MOCAS: A Multimodal Dataset for Objective Cognitive Workload Assessment on Simultaneous Tasks
Wonse Jo, Ruiqi Wang, Su Sun, Revanth Krishna Senthilkumaran, Daniel Foti, Byung-Cheol Min
TL;DR
MOCAS presents a realistic, multimodal cognitive workload dataset collected from CCTV monitoring tasks with a real multi-robot setup. It integrates physiological signals (EEG, GSR, PPG, HR, SKT, ACC), behavioral data (facial video, EAR, AUs, mouse), and subjective/emotional annotations (NASA-TLX, ISA, SAM) from 21 participants, including Big Five personality traits, to support robust CWL recognition in real-world human–machine systems.
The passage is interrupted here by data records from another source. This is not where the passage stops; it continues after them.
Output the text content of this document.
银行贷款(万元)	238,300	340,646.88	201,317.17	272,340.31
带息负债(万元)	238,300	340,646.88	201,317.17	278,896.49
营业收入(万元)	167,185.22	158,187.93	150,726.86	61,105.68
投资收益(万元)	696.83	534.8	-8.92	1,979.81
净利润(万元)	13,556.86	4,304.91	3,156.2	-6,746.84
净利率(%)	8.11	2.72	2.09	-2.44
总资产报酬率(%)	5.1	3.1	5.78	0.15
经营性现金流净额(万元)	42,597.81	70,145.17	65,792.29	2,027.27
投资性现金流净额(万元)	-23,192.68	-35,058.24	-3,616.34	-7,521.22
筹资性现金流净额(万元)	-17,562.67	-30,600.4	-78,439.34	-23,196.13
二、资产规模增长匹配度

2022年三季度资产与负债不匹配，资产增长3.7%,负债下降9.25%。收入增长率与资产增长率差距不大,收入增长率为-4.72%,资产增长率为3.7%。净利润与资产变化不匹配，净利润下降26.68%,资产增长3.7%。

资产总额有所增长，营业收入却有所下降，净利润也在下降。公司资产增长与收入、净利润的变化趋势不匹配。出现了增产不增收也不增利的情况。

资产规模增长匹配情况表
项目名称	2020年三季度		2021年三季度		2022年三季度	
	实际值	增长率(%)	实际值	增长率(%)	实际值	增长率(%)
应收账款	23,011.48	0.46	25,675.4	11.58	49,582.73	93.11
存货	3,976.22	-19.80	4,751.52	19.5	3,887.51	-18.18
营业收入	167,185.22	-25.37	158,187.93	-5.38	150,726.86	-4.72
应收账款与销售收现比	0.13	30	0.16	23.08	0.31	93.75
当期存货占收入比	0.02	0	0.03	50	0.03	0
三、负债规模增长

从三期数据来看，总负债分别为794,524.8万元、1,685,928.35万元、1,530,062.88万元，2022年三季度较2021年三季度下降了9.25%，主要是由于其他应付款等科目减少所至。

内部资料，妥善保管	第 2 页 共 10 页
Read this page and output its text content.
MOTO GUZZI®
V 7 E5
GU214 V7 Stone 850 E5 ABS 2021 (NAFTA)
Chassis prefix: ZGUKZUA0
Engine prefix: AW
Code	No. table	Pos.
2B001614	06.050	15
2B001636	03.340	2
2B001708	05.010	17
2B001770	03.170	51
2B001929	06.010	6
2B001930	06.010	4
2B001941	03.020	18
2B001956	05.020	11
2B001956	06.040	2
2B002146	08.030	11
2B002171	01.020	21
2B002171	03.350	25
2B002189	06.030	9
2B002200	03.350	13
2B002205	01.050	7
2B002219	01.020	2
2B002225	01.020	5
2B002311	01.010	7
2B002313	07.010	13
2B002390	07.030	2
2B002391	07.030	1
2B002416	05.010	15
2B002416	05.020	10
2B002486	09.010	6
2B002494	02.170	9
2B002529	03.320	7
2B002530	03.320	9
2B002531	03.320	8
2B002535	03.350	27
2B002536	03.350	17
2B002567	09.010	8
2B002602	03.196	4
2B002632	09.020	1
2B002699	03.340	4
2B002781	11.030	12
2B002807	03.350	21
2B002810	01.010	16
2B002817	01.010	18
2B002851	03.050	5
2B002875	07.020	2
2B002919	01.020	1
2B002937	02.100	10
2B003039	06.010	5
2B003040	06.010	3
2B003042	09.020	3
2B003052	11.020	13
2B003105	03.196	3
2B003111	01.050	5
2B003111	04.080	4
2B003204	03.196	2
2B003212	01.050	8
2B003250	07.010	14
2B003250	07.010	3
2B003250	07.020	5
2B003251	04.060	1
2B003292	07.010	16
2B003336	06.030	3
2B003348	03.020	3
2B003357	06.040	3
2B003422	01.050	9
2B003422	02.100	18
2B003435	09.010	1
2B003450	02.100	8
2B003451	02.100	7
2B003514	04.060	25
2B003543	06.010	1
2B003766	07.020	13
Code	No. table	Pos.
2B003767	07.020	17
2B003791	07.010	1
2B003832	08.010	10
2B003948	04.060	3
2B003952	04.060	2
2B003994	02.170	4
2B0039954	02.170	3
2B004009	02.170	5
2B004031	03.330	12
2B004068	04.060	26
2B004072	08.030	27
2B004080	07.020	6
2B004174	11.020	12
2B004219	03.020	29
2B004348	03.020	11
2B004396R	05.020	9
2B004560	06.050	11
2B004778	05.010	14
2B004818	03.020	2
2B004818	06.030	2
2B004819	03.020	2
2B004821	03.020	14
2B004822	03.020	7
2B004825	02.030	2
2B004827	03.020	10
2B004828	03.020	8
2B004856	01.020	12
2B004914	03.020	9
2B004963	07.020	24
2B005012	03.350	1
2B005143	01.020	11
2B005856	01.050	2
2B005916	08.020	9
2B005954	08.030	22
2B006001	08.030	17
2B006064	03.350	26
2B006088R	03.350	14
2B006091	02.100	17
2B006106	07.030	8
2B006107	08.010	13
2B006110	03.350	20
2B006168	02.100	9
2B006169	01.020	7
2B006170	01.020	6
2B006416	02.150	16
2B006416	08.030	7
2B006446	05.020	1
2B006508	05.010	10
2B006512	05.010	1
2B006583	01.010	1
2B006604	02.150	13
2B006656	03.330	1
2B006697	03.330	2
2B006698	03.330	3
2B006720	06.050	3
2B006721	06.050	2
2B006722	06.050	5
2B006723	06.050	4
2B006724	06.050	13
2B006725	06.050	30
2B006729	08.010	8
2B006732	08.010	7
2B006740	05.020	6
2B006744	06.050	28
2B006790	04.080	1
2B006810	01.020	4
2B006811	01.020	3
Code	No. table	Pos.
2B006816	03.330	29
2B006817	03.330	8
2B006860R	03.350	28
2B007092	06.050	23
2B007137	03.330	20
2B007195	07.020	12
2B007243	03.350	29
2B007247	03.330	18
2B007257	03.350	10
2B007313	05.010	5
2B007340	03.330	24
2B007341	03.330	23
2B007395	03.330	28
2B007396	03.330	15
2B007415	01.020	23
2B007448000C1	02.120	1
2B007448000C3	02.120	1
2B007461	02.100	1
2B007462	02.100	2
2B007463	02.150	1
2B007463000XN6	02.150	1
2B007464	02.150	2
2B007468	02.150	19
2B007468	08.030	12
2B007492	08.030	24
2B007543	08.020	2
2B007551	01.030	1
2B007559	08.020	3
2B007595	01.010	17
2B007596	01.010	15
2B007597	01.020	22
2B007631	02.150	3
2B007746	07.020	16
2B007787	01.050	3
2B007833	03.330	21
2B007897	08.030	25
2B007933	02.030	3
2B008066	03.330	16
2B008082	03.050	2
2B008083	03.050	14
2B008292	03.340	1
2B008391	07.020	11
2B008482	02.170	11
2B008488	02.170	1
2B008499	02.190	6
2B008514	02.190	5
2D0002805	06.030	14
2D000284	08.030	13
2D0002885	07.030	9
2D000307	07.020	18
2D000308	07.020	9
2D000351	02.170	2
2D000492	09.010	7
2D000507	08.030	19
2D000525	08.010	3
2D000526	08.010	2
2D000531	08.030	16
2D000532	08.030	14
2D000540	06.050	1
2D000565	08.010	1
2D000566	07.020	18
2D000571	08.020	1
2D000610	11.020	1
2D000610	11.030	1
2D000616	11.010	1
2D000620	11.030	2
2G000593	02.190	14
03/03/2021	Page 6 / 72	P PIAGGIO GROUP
The authors validate data quality through correlation analyses and questionnaire results, and demonstrate a baseline three-class CWL classifier using LF-LSTM, achieving 72.3% trial-independent accuracy and 46.1% subject-independent accuracy, with EEG_POW offering strong unimodal performance and multimodal fusion providing the best results. The dataset (RAW ~722.4 GB; 754 ROSbag2) and preprocessing/code are publicly available under controlled access, enabling researchers to benchmark multimodal CWL models and pursue personalization and transfer-learning approaches for real-world deployments.
Abstract
This paper presents MOCAS, a multimodal dataset dedicated for human cognitive workload (CWL) assessment. In contrast to existing datasets based on virtual game stimuli, the data in MOCAS was collected from realistic closed-circuit television (CCTV) monitoring tasks, increasing its applicability for real-world scenarios. To build MOCAS, two off-the-shelf wearable sensors and one webcam were utilized to collect physiological signals and behavioral features from 21 human subjects. After each task, participants reported their CWL by completing the NASA-Task Load Index (NASA-TLX) and Instantaneous Self-Assessment (ISA). Personal background (e.g., personality and prior experience) was surveyed using demographic and Big Five Factor personality questionnaires, and two domains of subjective emotion information (i.e., arousal and valence) were obtained from the Self-Assessment Manikin (SAM), which could serve as potential indicators for improving CWL recognition performance. Technical validation was conducted to demonstrate that target CWL levels were elicited during simultaneous CCTV monitoring tasks; its results support the high quality of the collected multimodal signals.